Gulbahar did not have to worry about being tongue-tied. The police would sit next to her during the call, providing her with notes on what she should ask and what she was forbidden to mention. If she ever wanted to see her family again, the police told her, she would instruct them to stop their public advocacy on behalf of her and millions of others caught up in China’s genocidal campaign to destroy the Uyghur people.
She readily complied. Refusal to go along with the police meant going back to the hell of the Xinjiang camps, with their constant degradation: sharing a small cell and one squat toilet with thirty other women; a starvation diet; rarely bathing and wearing clothes encrusted with two years of dirt; constantly being called a “filthy terrorist”; being shackled and hooded whenever she was moved to a new room or camp; being forbidden to speak her native Uyghur or show any signs of her Muslim religion; rarely seeing daylight; and being chained to her bed for twenty days, forced to defecate in front of her cellmates.
Gulbahar’s calls continued to be monitored for months. “Are you sure you are alone?” her daughter would ask whenever she called.

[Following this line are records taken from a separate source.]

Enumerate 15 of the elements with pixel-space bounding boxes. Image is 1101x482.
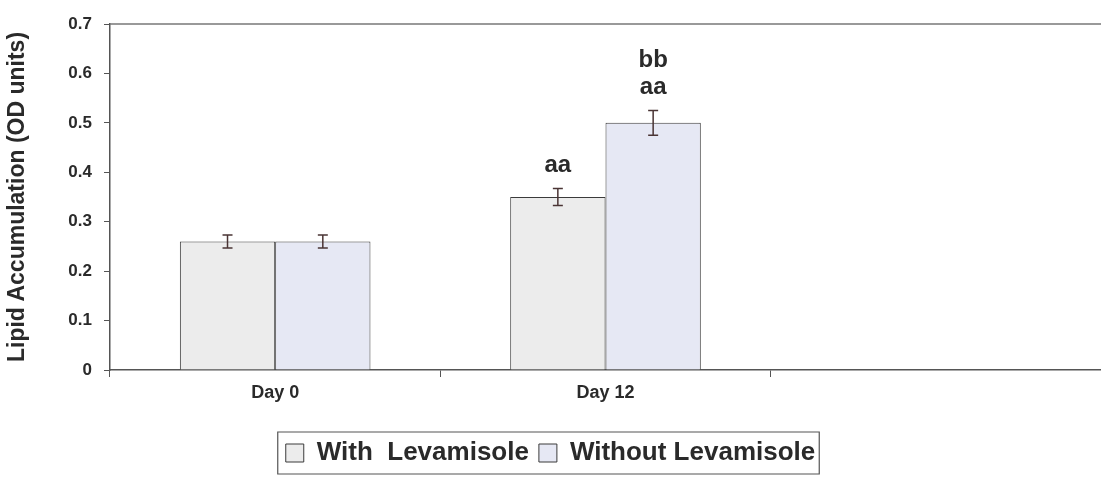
- y-tick-label: 0.6: [68, 63, 92, 83]
- annotation: aa: [544, 149, 572, 177]
- x-tick-label: Day 0: [251, 381, 300, 402]
- y-axis-title: Lipid Accumulation (OD units): [3, 31, 30, 363]
- y-tick-label: 0: [82, 359, 92, 379]
- annotation: bb aa: [638, 44, 668, 99]
- x-tick-label: Day 12: [576, 381, 635, 402]
- y-tick-label: 0.5: [68, 112, 92, 132]
- y-tick-label: 0.4: [68, 161, 93, 181]
- legend-label: Without Levamisole: [569, 436, 816, 467]
- y-tick-label: 0.1: [68, 310, 92, 330]
- legend-label: With Levamisole: [316, 436, 529, 467]
- y-tick-label: 0.7: [68, 13, 92, 33]
- y-tick-label: 0.3: [68, 211, 92, 231]
- y-tick-label: 0.2: [68, 260, 92, 280]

Yes, Gulbahar would sheepishly reply, as the police wrote down her daughter’s every word—including the fact that she was meeting with French government officials in an effort to free her mother. “My room became the field headquarters for a Chinese intelligence operation directed against my own family, and I was a part of it,” writes Gulbahar in her powerful, heart-wrenching memoir, How I Survived a Chinese “Reeducation” Camp: A Uyghur Woman’s Story. “I had become a bargaining chip between my family and the police…. Lies leave a terrible taste in your mouth.”
Only after her husband and daughters removed all of their social-media posts about Gulbahar’s disappearance, in August 2019, did the Chinese government finally allow Gulbahar to return to France.